His belly wide open, a triumphant screech came from the dark-thing, and its teeth dived close, bit and shredded the poor dwarf's skin, as much leather as his jerkin. Something lashed at his face, and cut him deep, and he screamed a bitter noise. It was quick and dirty, and he had no time to shout any resolute oratory or cutting litany. The struggle was simple seconds of focussed, pained rebuke, and he was sorely outmatched. Then came a singular thought - and if he had then looked upon himself from above, he almost would have judged his body as being too eager to jump to it.
Balalin wrapped his left arm around the squirming shadow-stuff, blind eyes blessed to not see the cruel form by his face. His right arm struggled with the greatsword, now pulling it free, and then hammering that solid pommel into the pale stone ceiling.
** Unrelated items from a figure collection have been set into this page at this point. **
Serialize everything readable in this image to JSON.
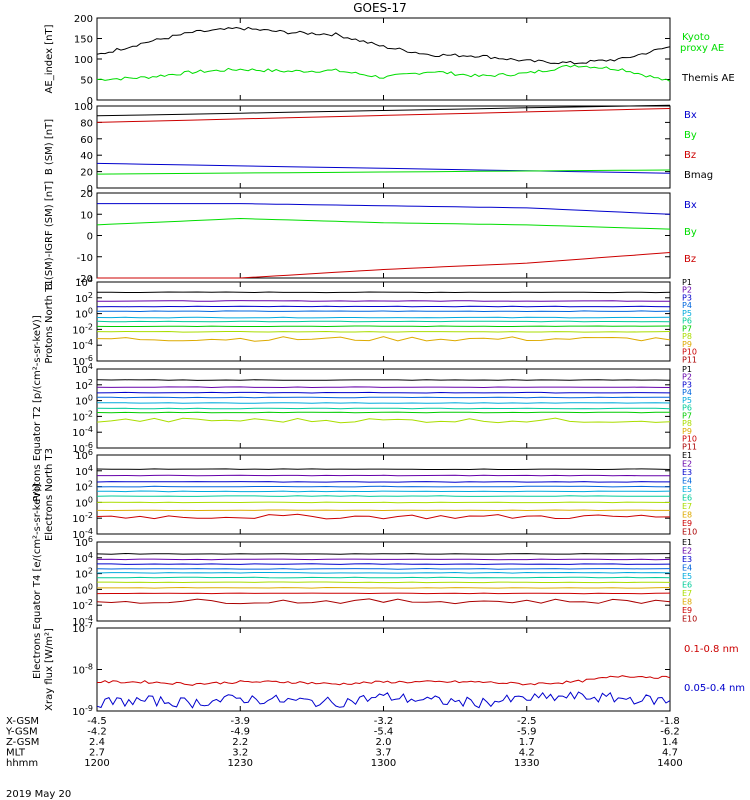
{
  "title": "GOES-17",
  "date": "2019 May 20",
  "colors": {
    "black": "#000000",
    "green": "#00dd00",
    "blue": "#0000cc",
    "red": "#cc0000",
    "p": [
      "#000000",
      "#6600aa",
      "#0000cc",
      "#0066dd",
      "#00aadd",
      "#00cc99",
      "#00cc00",
      "#aadd00",
      "#ddaa00",
      "#cc0000",
      "#aa0000"
    ],
    "e": [
      "#000000",
      "#6600aa",
      "#0000cc",
      "#0066dd",
      "#00aadd",
      "#00cc99",
      "#aadd00",
      "#ddaa00",
      "#cc0000",
      "#aa0000"
    ]
  },
  "x_axis": {
    "rows": [
      {
        "label": "X-GSM",
        "values": [
          "-4.5",
          "-3.9",
          "-3.2",
          "-2.5",
          "-1.8"
        ]
      },
      {
        "label": "Y-GSM",
        "values": [
          "-4.2",
          "-4.9",
          "-5.4",
          "-5.9",
          "-6.2"
        ]
      },
      {
        "label": "Z-GSM",
        "values": [
          "2.4",
          "2.2",
          "2.0",
          "1.7",
          "1.4"
        ]
      },
      {
        "label": "MLT",
        "values": [
          "2.7",
          "3.2",
          "3.7",
          "4.2",
          "4.7"
        ]
      },
      {
        "label": "hhmm",
        "values": [
          "1200",
          "1230",
          "1300",
          "1330",
          "1400"
        ]
      }
    ],
    "hhmm": [
      "1200",
      "1230",
      "1300",
      "1330",
      "1400"
    ]
  },
  "chart_data": [
    {
      "type": "line",
      "ylabel": "AE_index [nT]",
      "yscale": "linear",
      "ylim": [
        0,
        200
      ],
      "yticks": [
        "0",
        "50",
        "100",
        "150",
        "200"
      ],
      "x": [
        1200,
        1210,
        1220,
        1230,
        1240,
        1250,
        1300,
        1310,
        1320,
        1330,
        1340,
        1350,
        1400
      ],
      "series": [
        {
          "name": "Kyoto proxy AE",
          "color": "green",
          "values": [
            50,
            55,
            68,
            75,
            70,
            72,
            55,
            70,
            58,
            65,
            85,
            75,
            45
          ]
        },
        {
          "name": "Themis AE",
          "color": "black",
          "values": [
            110,
            140,
            165,
            175,
            165,
            160,
            130,
            110,
            108,
            95,
            90,
            100,
            130
          ]
        }
      ],
      "legend": [
        "Kyoto",
        "proxy AE",
        "Themis AE"
      ]
    },
    {
      "type": "line",
      "ylabel": "B (SM) [nT]",
      "yscale": "linear",
      "ylim": [
        0,
        100
      ],
      "yticks": [
        "0",
        "20",
        "40",
        "60",
        "80",
        "100"
      ],
      "x": [
        1200,
        1400
      ],
      "series": [
        {
          "name": "Bx",
          "color": "blue",
          "values": [
            30,
            18
          ]
        },
        {
          "name": "By",
          "color": "green",
          "values": [
            17,
            22
          ]
        },
        {
          "name": "Bz",
          "color": "red",
          "values": [
            80,
            97
          ]
        },
        {
          "name": "Bmag",
          "color": "black",
          "values": [
            88,
            101
          ]
        }
      ],
      "legend": [
        "Bx",
        "By",
        "Bz",
        "Bmag"
      ]
    },
    {
      "type": "line",
      "ylabel": "B (SM)-IGRF (SM) [nT]",
      "yscale": "linear",
      "ylim": [
        -20,
        20
      ],
      "yticks": [
        "-20",
        "-10",
        "0",
        "10",
        "20"
      ],
      "x": [
        1200,
        1230,
        1300,
        1330,
        1400
      ],
      "series": [
        {
          "name": "Bx",
          "color": "blue",
          "values": [
            15,
            15,
            14,
            13,
            10
          ]
        },
        {
          "name": "By",
          "color": "green",
          "values": [
            5,
            8,
            6,
            5,
            3
          ]
        },
        {
          "name": "Bz",
          "color": "red",
          "values": [
            -20,
            -20,
            -16,
            -13,
            -8
          ]
        }
      ],
      "legend": [
        "Bx",
        "By",
        "Bz"
      ]
    },
    {
      "type": "line",
      "ylabel": "Protons North T1",
      "yscale": "log",
      "ylim": [
        -6,
        4
      ],
      "yticks": [
        "10-6",
        "10-4",
        "10-2",
        "100",
        "102",
        "104"
      ],
      "log_levels": [
        2.7,
        1.6,
        0.9,
        0.3,
        -0.5,
        -1.0,
        -1.6,
        -2.3,
        -3.2
      ],
      "legend": [
        "P1",
        "P2",
        "P3",
        "P4",
        "P5",
        "P6",
        "P7",
        "P8",
        "P9",
        "P10",
        "P11"
      ]
    },
    {
      "type": "line",
      "ylabel": "Protons Equator T2 [p/(cm²-s-sr-keV)]",
      "yscale": "log",
      "ylim": [
        -6,
        4
      ],
      "yticks": [
        "10-6",
        "10-4",
        "10-2",
        "100",
        "102",
        "104"
      ],
      "log_levels": [
        2.6,
        1.7,
        1.0,
        0.4,
        -0.3,
        -1.0,
        -1.5,
        -2.5
      ],
      "legend": [
        "P1",
        "P2",
        "P3",
        "P4",
        "P5",
        "P6",
        "P7",
        "P8",
        "P9",
        "P10",
        "P11"
      ]
    },
    {
      "type": "line",
      "ylabel": "Electrons North T3",
      "yscale": "log",
      "ylim": [
        -4,
        6
      ],
      "yticks": [
        "10-4",
        "10-2",
        "100",
        "102",
        "104",
        "106"
      ],
      "log_levels": [
        4.2,
        3.4,
        2.6,
        2.0,
        1.4,
        0.8,
        0.0,
        -1.0,
        -1.8
      ],
      "legend": [
        "E1",
        "E2",
        "E3",
        "E4",
        "E5",
        "E6",
        "E7",
        "E8",
        "E9",
        "E10"
      ]
    },
    {
      "type": "line",
      "ylabel": "Electrons Equator T4 [e/(cm²-s-sr-keV)]",
      "yscale": "log",
      "ylim": [
        -4,
        6
      ],
      "yticks": [
        "10-4",
        "10-2",
        "100",
        "102",
        "104",
        "106"
      ],
      "log_levels": [
        4.5,
        3.8,
        3.2,
        2.6,
        2.1,
        1.5,
        0.9,
        0.2,
        -0.5,
        -1.5
      ],
      "legend": [
        "E1",
        "E2",
        "E3",
        "E4",
        "E5",
        "E6",
        "E7",
        "E8",
        "E9",
        "E10"
      ]
    },
    {
      "type": "line",
      "ylabel": "Xray flux [W/m²]",
      "yscale": "log",
      "ylim": [
        -9,
        -7
      ],
      "yticks": [
        "10-9",
        "10-8",
        "10-7"
      ],
      "x": [
        1200,
        1210,
        1220,
        1230,
        1240,
        1250,
        1300,
        1310,
        1320,
        1330,
        1340,
        1350,
        1400
      ],
      "series": [
        {
          "name": "0.1-0.8 nm",
          "color": "red",
          "values": [
            -8.3,
            -8.3,
            -8.35,
            -8.3,
            -8.3,
            -8.35,
            -8.3,
            -8.3,
            -8.3,
            -8.35,
            -8.3,
            -8.15,
            -8.2
          ]
        },
        {
          "name": "0.05-0.4 nm",
          "color": "blue",
          "values": [
            -8.8,
            -8.75,
            -8.8,
            -8.7,
            -8.75,
            -8.8,
            -8.65,
            -8.75,
            -8.8,
            -8.7,
            -8.65,
            -8.7,
            -8.75
          ]
        }
      ],
      "legend": [
        "0.1-0.8 nm",
        "0.05-0.4 nm"
      ]
    }
  ]
}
With terrible speed, again and again he was savaged, and again and again he battered the rock, until with a low, slow shudder the stones woke and came down. The cracking of the mountain roots matched the victory squeal of the shadow-thing, as Balalin's final breath let out. His brains came with it, pouring out of his broken skull and over his cracked lips that were pressed in a perverse kiss to the terror's slime and razor-scale. The great boulders pressed downwards slowly, for the jagged surfaces that splintered and broke slowed them, and they came as if reluctant to finally claim their stone brother.
Squeal turned to screech as the dark form found itself trapped in the shrinking space. The ancient dwarf's flesh would quickly rot away, but his shattered skeleton would yet be bent in grip. It would be some time before the grasping tongues of shadow would pull themselves through the cracks of pale stone and bone. Alone, buried by rockfall, Balalin perished. The cairn of white, sharp stones above him marked the temple tomb that the old dwarf had desired since his arrival in the mists. No songs on the echoing walls, no knocks on the deep doors. Some part of him he had long denied, and only recently embraced, would have felt relief at this.
"I love ye, Bal." That's what she said, young and beautiful.
"As I love ye." That's what he said, young and beautiful.
They drew hot breath in the warm room, heads hotter yet.
"But I cannot be selfish." He also said that.
She opened her mouth. She was angry, rejected.
"And neither should ye." He also said that, and she closed her mouth before speaking.
She left.
A hundred and seventeen years later, so did he.